Russia's land and maritime borders remain closed at all vehicle, rail, and pedestrian checkpoints; Russian diplomats and freight truck drivers are exempt from the measures. All flights except for repatriation flights are suspended. Most foreign nationals are prohibited from entering the country until Friday, May 1, and all individuals arriving in Russia from abroad are subject to a mandatory 14-day self-quarantine. Russian Railways and its subsidiary, Federal Passenger Company, are reducing or suspending domestic services through late May.
To date, Russia has 18,328 confirmed cases of COVID-19, with a total of 148 associated deaths, according to the country's coronavirus response center. Further international spread of the virus is expected over the coming days and weeks.
The first case of COVID-19 was reported on December 31 and the source of the outbreak has been linked to a wet market in Wuhan (Hubei province, China). Human-to-human and patient-to-medical staff transmission of the virus have been confirmed. Many of the associated fatalities have been due to pneumonia caused by the virus.
Cases of the virus have been confirmed in numerous countries and territories worldwide. Virus-screening and quarantining measures are being implemented at airports worldwide, as well as extensive travel restrictions. On March 11, the World Health Organization (WHO) declared COVID-19 a pandemic.
Pneumonia symptoms include dry cough, chest pain, fever, and labored breathing. Pneumonia can be contagious and can be transmitted from human to human. The influenza virus, or the flu, is a common cause of viral pneumonia.

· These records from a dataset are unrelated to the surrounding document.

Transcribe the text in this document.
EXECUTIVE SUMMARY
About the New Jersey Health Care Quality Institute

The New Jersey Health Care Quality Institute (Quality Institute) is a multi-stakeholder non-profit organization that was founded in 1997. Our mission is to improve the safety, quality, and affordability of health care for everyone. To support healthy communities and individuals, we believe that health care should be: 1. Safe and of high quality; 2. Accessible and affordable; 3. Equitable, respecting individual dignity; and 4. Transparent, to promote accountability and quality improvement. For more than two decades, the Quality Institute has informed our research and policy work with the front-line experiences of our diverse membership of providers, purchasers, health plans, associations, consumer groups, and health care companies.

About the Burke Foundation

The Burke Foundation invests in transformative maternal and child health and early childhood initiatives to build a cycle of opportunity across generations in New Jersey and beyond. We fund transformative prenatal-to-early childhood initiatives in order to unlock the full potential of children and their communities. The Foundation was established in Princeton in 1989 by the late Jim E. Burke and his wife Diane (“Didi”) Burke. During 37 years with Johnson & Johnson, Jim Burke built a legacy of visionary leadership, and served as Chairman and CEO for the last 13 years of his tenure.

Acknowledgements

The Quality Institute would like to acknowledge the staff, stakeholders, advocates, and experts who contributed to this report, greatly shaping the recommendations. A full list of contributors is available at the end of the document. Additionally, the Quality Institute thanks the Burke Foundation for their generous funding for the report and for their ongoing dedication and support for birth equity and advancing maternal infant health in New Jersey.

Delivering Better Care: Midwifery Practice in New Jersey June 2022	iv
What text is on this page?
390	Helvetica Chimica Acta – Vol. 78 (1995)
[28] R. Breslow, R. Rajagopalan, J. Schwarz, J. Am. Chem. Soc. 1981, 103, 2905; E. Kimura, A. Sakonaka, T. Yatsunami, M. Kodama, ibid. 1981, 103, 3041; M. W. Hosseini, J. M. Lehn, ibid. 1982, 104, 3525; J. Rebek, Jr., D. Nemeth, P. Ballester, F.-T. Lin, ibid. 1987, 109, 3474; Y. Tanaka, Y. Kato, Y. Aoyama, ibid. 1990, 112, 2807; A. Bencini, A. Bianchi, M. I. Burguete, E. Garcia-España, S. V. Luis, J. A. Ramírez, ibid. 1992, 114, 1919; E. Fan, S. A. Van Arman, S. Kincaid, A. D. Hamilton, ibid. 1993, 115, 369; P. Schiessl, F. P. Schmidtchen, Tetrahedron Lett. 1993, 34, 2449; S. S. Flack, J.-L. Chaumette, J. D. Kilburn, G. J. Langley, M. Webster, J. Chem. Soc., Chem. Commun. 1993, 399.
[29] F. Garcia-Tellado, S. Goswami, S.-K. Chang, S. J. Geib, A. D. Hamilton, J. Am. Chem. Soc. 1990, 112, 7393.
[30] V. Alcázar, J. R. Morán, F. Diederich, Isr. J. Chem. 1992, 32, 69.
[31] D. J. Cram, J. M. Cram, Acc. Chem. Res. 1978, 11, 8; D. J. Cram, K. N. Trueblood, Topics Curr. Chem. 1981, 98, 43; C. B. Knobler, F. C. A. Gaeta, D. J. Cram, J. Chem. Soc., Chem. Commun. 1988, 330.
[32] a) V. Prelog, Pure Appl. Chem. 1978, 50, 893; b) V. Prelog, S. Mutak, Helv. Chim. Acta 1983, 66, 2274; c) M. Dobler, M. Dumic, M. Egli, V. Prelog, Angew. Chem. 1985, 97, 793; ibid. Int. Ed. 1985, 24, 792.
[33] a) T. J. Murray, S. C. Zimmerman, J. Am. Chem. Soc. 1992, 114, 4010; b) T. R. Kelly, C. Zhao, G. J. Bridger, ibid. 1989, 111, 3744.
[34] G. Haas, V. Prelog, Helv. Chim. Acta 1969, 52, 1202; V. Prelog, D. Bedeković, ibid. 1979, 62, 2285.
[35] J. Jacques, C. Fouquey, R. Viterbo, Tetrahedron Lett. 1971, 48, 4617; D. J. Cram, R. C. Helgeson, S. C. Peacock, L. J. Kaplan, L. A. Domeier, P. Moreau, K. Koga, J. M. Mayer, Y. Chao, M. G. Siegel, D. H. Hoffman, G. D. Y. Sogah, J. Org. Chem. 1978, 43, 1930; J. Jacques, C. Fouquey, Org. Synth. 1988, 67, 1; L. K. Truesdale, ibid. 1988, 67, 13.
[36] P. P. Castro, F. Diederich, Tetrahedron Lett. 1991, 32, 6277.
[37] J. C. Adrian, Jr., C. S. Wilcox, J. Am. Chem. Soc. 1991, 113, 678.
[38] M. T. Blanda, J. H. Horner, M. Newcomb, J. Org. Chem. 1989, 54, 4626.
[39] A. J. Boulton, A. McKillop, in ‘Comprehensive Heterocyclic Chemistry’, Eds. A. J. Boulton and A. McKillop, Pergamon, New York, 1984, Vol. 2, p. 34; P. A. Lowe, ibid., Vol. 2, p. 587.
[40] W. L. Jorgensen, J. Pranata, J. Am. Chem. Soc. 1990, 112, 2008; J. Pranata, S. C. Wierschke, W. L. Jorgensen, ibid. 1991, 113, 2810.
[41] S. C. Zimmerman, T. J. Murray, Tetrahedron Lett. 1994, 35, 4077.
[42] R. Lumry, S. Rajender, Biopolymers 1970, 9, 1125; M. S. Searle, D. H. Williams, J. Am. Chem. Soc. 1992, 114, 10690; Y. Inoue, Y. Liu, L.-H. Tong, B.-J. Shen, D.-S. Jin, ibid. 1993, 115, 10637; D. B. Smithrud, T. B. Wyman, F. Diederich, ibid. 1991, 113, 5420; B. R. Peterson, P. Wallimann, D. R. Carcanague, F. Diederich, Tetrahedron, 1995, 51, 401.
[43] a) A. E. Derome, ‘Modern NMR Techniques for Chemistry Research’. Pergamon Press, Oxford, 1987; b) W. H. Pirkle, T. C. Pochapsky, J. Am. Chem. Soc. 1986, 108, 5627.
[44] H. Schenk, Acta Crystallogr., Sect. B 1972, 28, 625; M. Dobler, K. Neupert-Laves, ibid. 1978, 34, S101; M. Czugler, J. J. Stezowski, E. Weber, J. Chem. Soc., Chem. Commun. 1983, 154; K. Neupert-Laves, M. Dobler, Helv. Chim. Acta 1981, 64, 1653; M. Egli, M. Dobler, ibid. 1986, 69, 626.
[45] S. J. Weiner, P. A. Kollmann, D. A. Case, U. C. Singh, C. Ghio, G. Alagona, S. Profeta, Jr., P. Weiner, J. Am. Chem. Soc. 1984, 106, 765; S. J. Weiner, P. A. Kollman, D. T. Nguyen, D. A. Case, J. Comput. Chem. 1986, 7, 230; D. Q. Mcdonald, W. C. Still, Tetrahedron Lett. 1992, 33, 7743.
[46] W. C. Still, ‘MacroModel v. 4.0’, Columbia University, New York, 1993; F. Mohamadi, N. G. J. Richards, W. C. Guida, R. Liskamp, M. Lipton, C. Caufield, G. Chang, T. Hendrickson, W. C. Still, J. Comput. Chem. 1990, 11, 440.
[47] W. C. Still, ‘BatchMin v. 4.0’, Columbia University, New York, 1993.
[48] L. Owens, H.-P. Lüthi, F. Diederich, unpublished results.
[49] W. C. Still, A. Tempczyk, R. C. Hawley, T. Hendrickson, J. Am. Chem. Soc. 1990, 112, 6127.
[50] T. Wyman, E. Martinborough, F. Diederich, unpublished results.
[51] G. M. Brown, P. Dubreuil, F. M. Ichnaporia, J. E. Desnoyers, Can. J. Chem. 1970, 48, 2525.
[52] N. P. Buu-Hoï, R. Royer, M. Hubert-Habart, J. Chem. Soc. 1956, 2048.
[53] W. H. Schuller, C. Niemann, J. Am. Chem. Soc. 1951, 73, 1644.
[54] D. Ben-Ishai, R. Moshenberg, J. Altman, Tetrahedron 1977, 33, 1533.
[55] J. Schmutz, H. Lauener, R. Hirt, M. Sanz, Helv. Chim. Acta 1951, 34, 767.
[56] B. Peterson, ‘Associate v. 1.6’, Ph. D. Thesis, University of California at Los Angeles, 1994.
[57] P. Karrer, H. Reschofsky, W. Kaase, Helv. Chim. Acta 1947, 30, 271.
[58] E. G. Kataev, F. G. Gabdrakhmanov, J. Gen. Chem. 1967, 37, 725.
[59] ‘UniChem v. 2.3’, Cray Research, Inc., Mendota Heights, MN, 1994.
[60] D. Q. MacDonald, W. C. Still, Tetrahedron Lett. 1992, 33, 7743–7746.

Measures adopted by local authorities evolve quickly and are usually effective immediately. Depending on the evolution of the outbreak in other countries, authorities are likely to modify, at very short notice, the list of countries whose travelers are subject to border control measures or entry restrictions upon their arrival to the territory in question. It is advised to postpone nonessential travel due to the risk that travelers may be refused entry or be subject to quarantine upon their arrival or during their stay.
To reduce the risk of COVID-19 transmission, travelers are advised to abide by the following measures:
- Frequently clean hands by applying an alcohol-based hand rub or washing with soap and water.
- When coughing and sneezing, cover mouth and nose with a flexed elbow or tissue; if used, throw the tissue away immediately and wash hands.
- If experiencing a fever, cough, difficulty breathing, or any other symptoms suggestive of respiratory illness, including pneumonia, call emergency services before going to the doctor or hospital to prevent the potential spread of the virus.